Criminal justice and mental health systems are broken, homelessness advocates say
PITTSBURGH (KDKA) — A man described as homeless is accused of stalking and raping a 93-year-old woman in Pittsburgh.
Ronny Hough is a homeless man with a long criminal history, ranging from public drunkenness to indecent exposure to the sexual assault of a 13-year-old girl.

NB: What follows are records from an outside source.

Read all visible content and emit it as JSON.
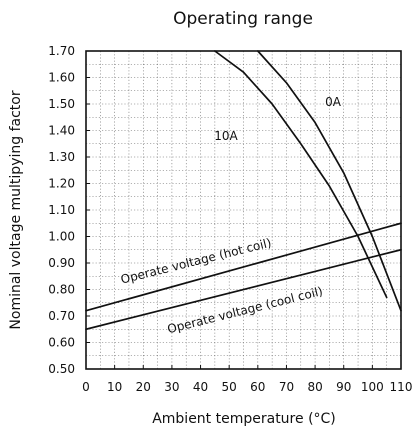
{
  "chart_data": {
    "type": "line",
    "title": "Operating range",
    "xlabel": "Ambient temperature (°C)",
    "ylabel": "Nominal voltage multipying factor",
    "xlim": [
      0,
      110
    ],
    "ylim": [
      0.5,
      1.7
    ],
    "x_ticks": [
      0,
      10,
      20,
      30,
      40,
      50,
      60,
      70,
      80,
      90,
      100,
      110
    ],
    "y_ticks": [
      "0.50",
      "0.60",
      "0.70",
      "0.80",
      "0.90",
      "1.00",
      "1.10",
      "1.20",
      "1.30",
      "1.40",
      "1.50",
      "1.60",
      "1.70"
    ],
    "grid": true,
    "series": [
      {
        "name": "0A",
        "x": [
          60,
          70,
          80,
          90,
          100,
          110
        ],
        "y": [
          1.7,
          1.58,
          1.43,
          1.24,
          1.0,
          0.72
        ]
      },
      {
        "name": "10A",
        "x": [
          45,
          55,
          65,
          75,
          85,
          95,
          105
        ],
        "y": [
          1.7,
          1.62,
          1.5,
          1.35,
          1.19,
          1.0,
          0.77
        ]
      },
      {
        "name": "Operate voltage (hot coil)",
        "x": [
          0,
          110
        ],
        "y": [
          0.72,
          1.05
        ]
      },
      {
        "name": "Operate voltage (cool coil)",
        "x": [
          0,
          110
        ],
        "y": [
          0.65,
          0.95
        ]
      }
    ]
  }
}
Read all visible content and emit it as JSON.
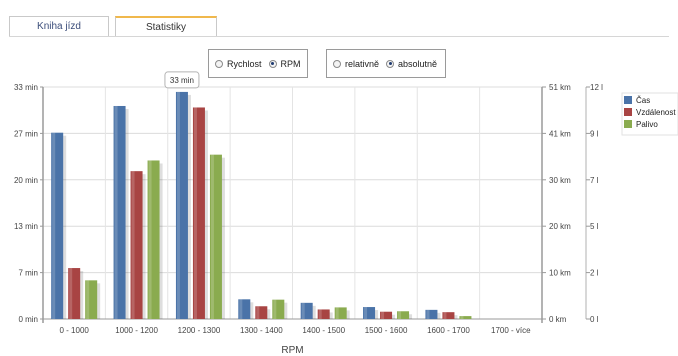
{
  "tabs": [
    {
      "label": "Kniha jízd"
    },
    {
      "label": "Statistiky"
    }
  ],
  "mode_toggle": {
    "options": [
      {
        "label": "Rychlost",
        "selected": false
      },
      {
        "label": "RPM",
        "selected": true
      }
    ]
  },
  "scale_toggle": {
    "options": [
      {
        "label": "relativně",
        "selected": false
      },
      {
        "label": "absolutně",
        "selected": true
      }
    ]
  },
  "tooltip": {
    "text": "33 min"
  },
  "chart_data": {
    "type": "bar",
    "title": "",
    "xlabel": "RPM",
    "categories": [
      "0 - 1000",
      "1000 - 1200",
      "1200 - 1300",
      "1300 - 1400",
      "1400 - 1500",
      "1500 - 1600",
      "1600 - 1700",
      "1700 - více"
    ],
    "series": [
      {
        "name": "Čas",
        "axis": "time",
        "unit": "min",
        "color": "#4a73a8",
        "values": [
          26.5,
          30.3,
          32.3,
          2.8,
          2.3,
          1.7,
          1.3,
          0
        ]
      },
      {
        "name": "Vzdálenost",
        "axis": "distance",
        "unit": "km",
        "color": "#a84443",
        "values": [
          11.2,
          32.5,
          46.5,
          2.8,
          2.1,
          1.6,
          1.5,
          0
        ]
      },
      {
        "name": "Palivo",
        "axis": "fuel",
        "unit": "l",
        "color": "#8aab4f",
        "values": [
          2.0,
          8.2,
          8.5,
          1.0,
          0.6,
          0.4,
          0.15,
          0
        ]
      }
    ],
    "axes": {
      "time": {
        "ticks": [
          "0 min",
          "7 min",
          "13 min",
          "20 min",
          "27 min",
          "33 min"
        ],
        "range": [
          0,
          33
        ]
      },
      "distance": {
        "ticks": [
          "0 km",
          "10 km",
          "20 km",
          "30 km",
          "41 km",
          "51 km"
        ],
        "range": [
          0,
          51
        ]
      },
      "fuel": {
        "ticks": [
          "0 l",
          "2 l",
          "5 l",
          "7 l",
          "9 l",
          "12 l"
        ],
        "range": [
          0,
          12
        ]
      }
    },
    "grid": true,
    "legend_position": "right"
  }
}
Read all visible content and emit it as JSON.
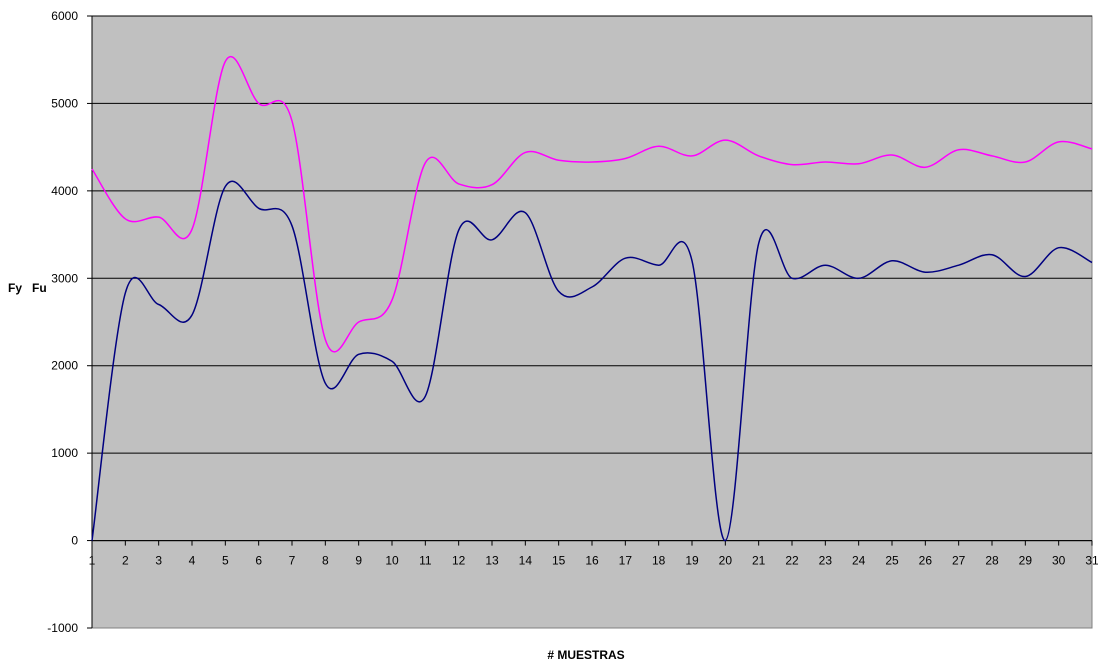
{
  "chart_data": {
    "type": "line",
    "title": "",
    "xlabel": "# MUESTRAS",
    "ylabel": "Fy   Fu",
    "x": [
      1,
      2,
      3,
      4,
      5,
      6,
      7,
      8,
      9,
      10,
      11,
      12,
      13,
      14,
      15,
      16,
      17,
      18,
      19,
      20,
      21,
      22,
      23,
      24,
      25,
      26,
      27,
      28,
      29,
      30,
      31
    ],
    "xlim": [
      1,
      31
    ],
    "ylim": [
      -1000,
      6000
    ],
    "yticks": [
      -1000,
      0,
      1000,
      2000,
      3000,
      4000,
      5000,
      6000
    ],
    "grid": "horizontal",
    "background": "#c0c0c0",
    "series": [
      {
        "color": "#ff00ff",
        "values": [
          4250,
          3680,
          3700,
          3560,
          5480,
          5000,
          4800,
          2300,
          2500,
          2750,
          4320,
          4080,
          4070,
          4440,
          4350,
          4330,
          4370,
          4510,
          4400,
          4580,
          4400,
          4300,
          4330,
          4310,
          4410,
          4270,
          4470,
          4400,
          4330,
          4560,
          4480
        ]
      },
      {
        "color": "#000080",
        "values": [
          0,
          2830,
          2700,
          2580,
          4050,
          3800,
          3600,
          1800,
          2130,
          2050,
          1650,
          3550,
          3440,
          3750,
          2850,
          2900,
          3230,
          3150,
          3200,
          0,
          3400,
          3000,
          3150,
          3000,
          3200,
          3070,
          3150,
          3270,
          3020,
          3350,
          3180
        ]
      }
    ]
  }
}
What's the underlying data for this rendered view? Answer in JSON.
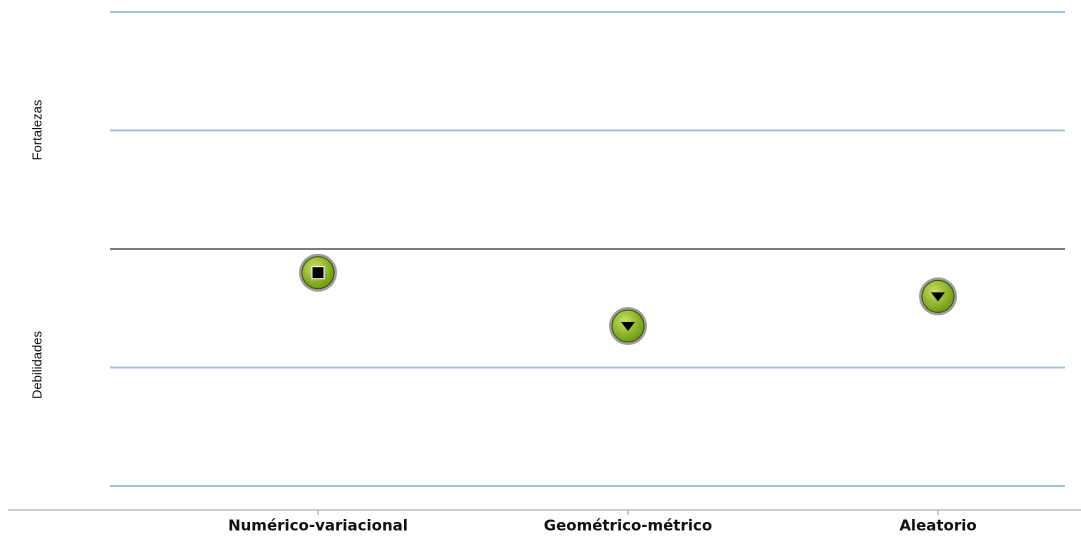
{
  "chart_data": {
    "type": "scatter",
    "categories": [
      "Numérico-variacional",
      "Geométrico-métrico",
      "Aleatorio"
    ],
    "values": [
      -0.2,
      -0.65,
      -0.4
    ],
    "markers": [
      "square",
      "triangle-down",
      "triangle-down"
    ],
    "color": "#8db31f",
    "ylim": [
      -2,
      2
    ],
    "yticks": [
      -2,
      -1,
      0,
      1,
      2
    ],
    "grid": true,
    "upper_label": "Fortalezas",
    "lower_label": "Debilidades"
  }
}
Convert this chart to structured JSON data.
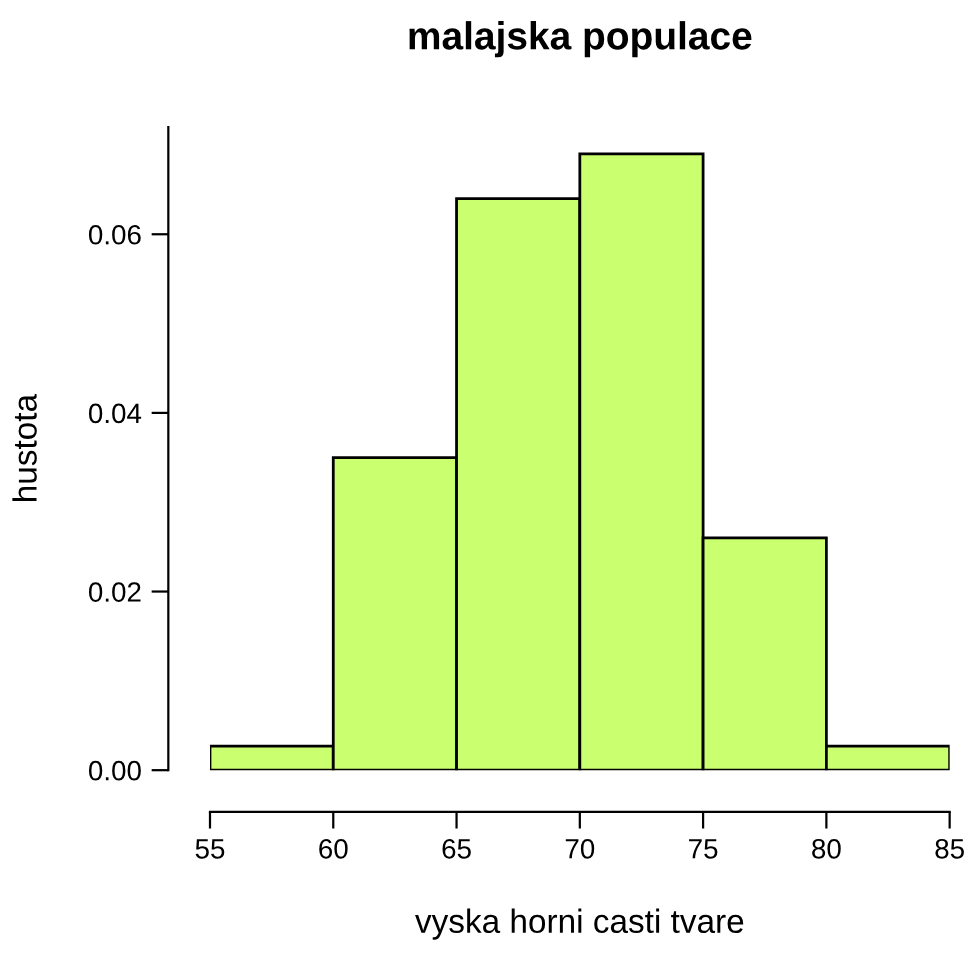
{
  "chart_data": {
    "type": "histogram",
    "title": "malajska populace",
    "xlabel": "vyska horni casti tvare",
    "ylabel": "hustota",
    "bins": [
      55,
      60,
      65,
      70,
      75,
      80,
      85
    ],
    "values": [
      0.0027,
      0.035,
      0.064,
      0.069,
      0.026,
      0.0027
    ],
    "color": "#caff70",
    "xlim": [
      55,
      85
    ],
    "xticks": [
      55,
      60,
      65,
      70,
      75,
      80,
      85
    ],
    "ylim": [
      0,
      0.072
    ],
    "yticks": [
      {
        "value": 0,
        "label": "0.00"
      },
      {
        "value": 0.02,
        "label": "0.02"
      },
      {
        "value": 0.04,
        "label": "0.04"
      },
      {
        "value": 0.06,
        "label": "0.06"
      }
    ],
    "grid": false,
    "legend": false
  }
}
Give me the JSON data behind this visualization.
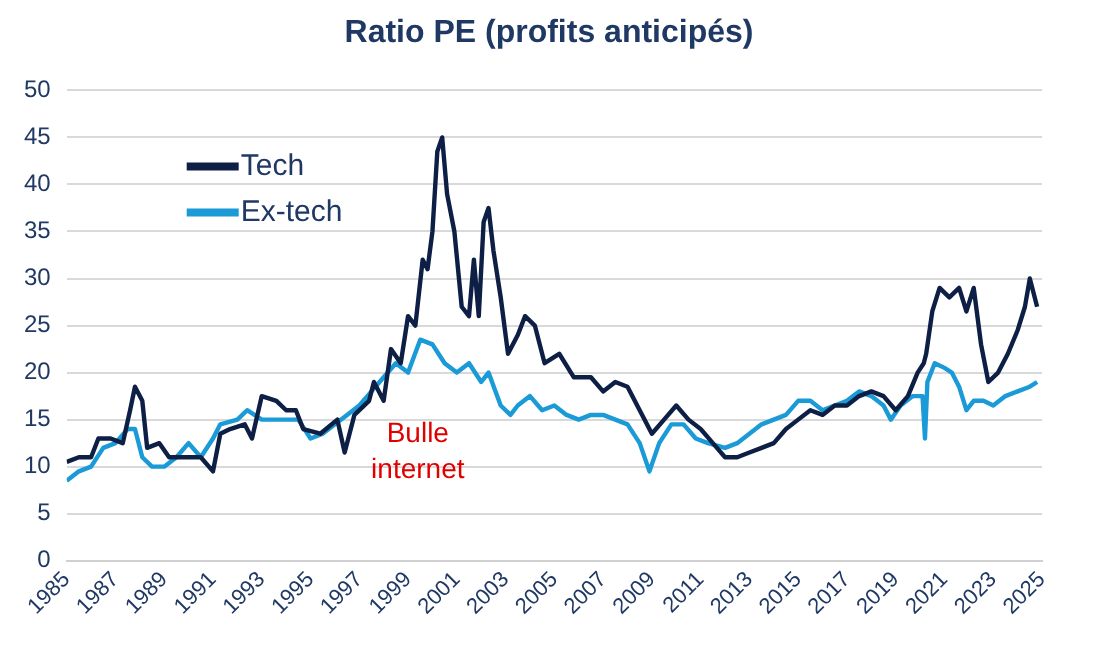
{
  "chart_data": {
    "type": "line",
    "title": "Ratio PE (profits anticipés)",
    "xlim": [
      1985,
      2025
    ],
    "xticks": [
      1985,
      1987,
      1989,
      1991,
      1993,
      1995,
      1997,
      1999,
      2001,
      2003,
      2005,
      2007,
      2009,
      2011,
      2013,
      2015,
      2017,
      2019,
      2021,
      2023,
      2025
    ],
    "ylim": [
      0,
      50
    ],
    "yticks": [
      0,
      5,
      10,
      15,
      20,
      25,
      30,
      35,
      40,
      45,
      50
    ],
    "grid": "y",
    "legend": "top left",
    "marker": "none",
    "line_style": "solid",
    "annotations": [
      "Bulle internet"
    ],
    "series": [
      {
        "name": "Tech",
        "color": "#0d1f45",
        "x": [
          1985,
          1985.5,
          1986,
          1986.3,
          1986.8,
          1987.3,
          1987.6,
          1987.8,
          1988.1,
          1988.3,
          1988.8,
          1989.2,
          1989.6,
          1990,
          1990.5,
          1991,
          1991.3,
          1991.7,
          1992.3,
          1992.6,
          1993,
          1993.6,
          1994,
          1994.4,
          1994.7,
          1995.4,
          1996.1,
          1996.4,
          1996.8,
          1997.4,
          1997.6,
          1998,
          1998.3,
          1998.7,
          1999,
          1999.3,
          1999.6,
          1999.8,
          2000,
          2000.2,
          2000.4,
          2000.6,
          2000.9,
          2001.2,
          2001.5,
          2001.7,
          2001.9,
          2002.1,
          2002.3,
          2002.5,
          2002.8,
          2003.1,
          2003.5,
          2003.8,
          2004.2,
          2004.6,
          2005.2,
          2005.8,
          2006.5,
          2007,
          2007.5,
          2008,
          2008.5,
          2009,
          2009.5,
          2010,
          2010.5,
          2011,
          2011.5,
          2012,
          2012.5,
          2013,
          2013.5,
          2014,
          2014.5,
          2015,
          2015.5,
          2016,
          2016.5,
          2017,
          2017.5,
          2018,
          2018.5,
          2019,
          2019.5,
          2019.9,
          2020.15,
          2020.25,
          2020.5,
          2020.8,
          2021.2,
          2021.6,
          2021.9,
          2022.2,
          2022.5,
          2022.8,
          2023.2,
          2023.6,
          2024,
          2024.3,
          2024.5,
          2024.8
        ],
        "values": [
          10.5,
          11,
          11,
          13,
          13,
          12.5,
          16,
          18.5,
          17,
          12,
          12.5,
          11,
          11,
          11,
          11,
          9.5,
          13.5,
          14,
          14.5,
          13,
          17.5,
          17,
          16,
          16,
          14,
          13.5,
          15,
          11.5,
          15.5,
          17,
          19,
          17,
          22.5,
          21,
          26,
          25,
          32,
          31,
          35,
          43.5,
          45,
          39,
          35,
          27,
          26,
          32,
          26,
          36,
          37.5,
          33,
          28,
          22,
          24,
          26,
          25,
          21,
          22,
          19.5,
          19.5,
          18,
          19,
          18.5,
          16,
          13.5,
          15,
          16.5,
          15,
          14,
          12.5,
          11,
          11,
          11.5,
          12,
          12.5,
          14,
          15,
          16,
          15.5,
          16.5,
          16.5,
          17.5,
          18,
          17.5,
          16,
          17.5,
          20,
          21,
          22,
          26.5,
          29,
          28,
          29,
          26.5,
          29,
          23,
          19,
          20,
          22,
          24.5,
          27,
          30,
          27
        ]
      },
      {
        "name": "Ex-tech",
        "color": "#1a9ad6",
        "x": [
          1985,
          1985.5,
          1986,
          1986.5,
          1987,
          1987.5,
          1987.8,
          1988.1,
          1988.5,
          1989,
          1989.5,
          1990,
          1990.5,
          1991,
          1991.3,
          1992,
          1992.4,
          1993,
          1994,
          1994.5,
          1995,
          1995.5,
          1996,
          1996.5,
          1997,
          1997.5,
          1998,
          1998.5,
          1999,
          1999.5,
          2000,
          2000.5,
          2001,
          2001.5,
          2002,
          2002.3,
          2002.8,
          2003.2,
          2003.5,
          2004,
          2004.5,
          2005,
          2005.5,
          2006,
          2006.5,
          2007,
          2007.5,
          2008,
          2008.5,
          2008.9,
          2009.3,
          2009.8,
          2010.3,
          2010.8,
          2011.3,
          2012,
          2012.5,
          2013,
          2013.5,
          2014,
          2014.5,
          2015,
          2015.5,
          2016,
          2016.5,
          2017,
          2017.5,
          2018,
          2018.5,
          2018.8,
          2019.2,
          2019.7,
          2020.1,
          2020.2,
          2020.3,
          2020.6,
          2021,
          2021.3,
          2021.6,
          2021.9,
          2022.2,
          2022.6,
          2023,
          2023.5,
          2024,
          2024.5,
          2024.8
        ],
        "values": [
          8.5,
          9.5,
          10,
          12,
          12.5,
          14,
          14,
          11,
          10,
          10,
          11,
          12.5,
          11,
          13,
          14.5,
          15,
          16,
          15,
          15,
          15,
          13,
          13.5,
          14.5,
          15.5,
          16.5,
          18,
          19.5,
          21,
          20,
          23.5,
          23,
          21,
          20,
          21,
          19,
          20,
          16.5,
          15.5,
          16.5,
          17.5,
          16,
          16.5,
          15.5,
          15,
          15.5,
          15.5,
          15,
          14.5,
          12.5,
          9.5,
          12.5,
          14.5,
          14.5,
          13,
          12.5,
          12,
          12.5,
          13.5,
          14.5,
          15,
          15.5,
          17,
          17,
          16,
          16.5,
          17,
          18,
          17.5,
          16.5,
          15,
          16.5,
          17.5,
          17.5,
          13,
          19,
          21,
          20.5,
          20,
          18.5,
          16,
          17,
          17,
          16.5,
          17.5,
          18,
          18.5,
          19
        ]
      }
    ]
  }
}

Recently released from prison and back on the street, he's accused of the shocking assault of a 93-year-old woman last Saturday.
Homeless providers believe the incident is evidence the criminal justice and mental health systems are broken.
"People are at risk," said Laurie MacDonald of the Center for Victims of Violent Crime. "People have been murdered, people have been raped, people have been terrorized."
In recent months, there have been a series of random assaults on Downtown office workers committed by people described as homeless who had been arrested multiple times prior.
Although homeless providers say the majority of homeless people suffer from some form of mental illness, addiction or a combination, in each case the offenders had seen little or no jail time and there was no evidence of them receiving mental health treatment.
"The system is broken," MacDonald said. "It's been broken for a very long time. They don't go to jail. They don't get the help they need."
Providers like Light of Life Rescue Mission Director Jerrel Gilliam say that left untreated, some of them with severe mental illness can become violent.
"That's where intervention is needed," Gilliam said. "And if untreated, they tend to get worse."
In October, police arrested Anthony Quesen -- who they also describe as homeless -- charging him with fatally stabbing Benjamin Brallier on the Montour Trail.
On Friday, police arrested Hough on the North Side. According to the police report, Hough stalked the woman in Downtown and onto a bus before following her to her home, where they say he "punched her, pulled her hair and caused her arms to bruise and bleed while forcing her to the second floor of her residence." The report goes on to say, "Hough threw her to the ground whereupon she struck her head. She alleged that while on the floor Hough had raped her."
While it appears Hough will be going back to prison for a long time, Gilliam says the mental health system needs the capacity to identify people like him, take them off the street and get them the help and treatment they need.
"To get into the system to be assessed and stabilized before they're let loose in our community," Gilliam said. "That's where we need to come together, have courageous conversations so we can have a safe society."
Hough was denied bail and will remain in jail until he faces trial.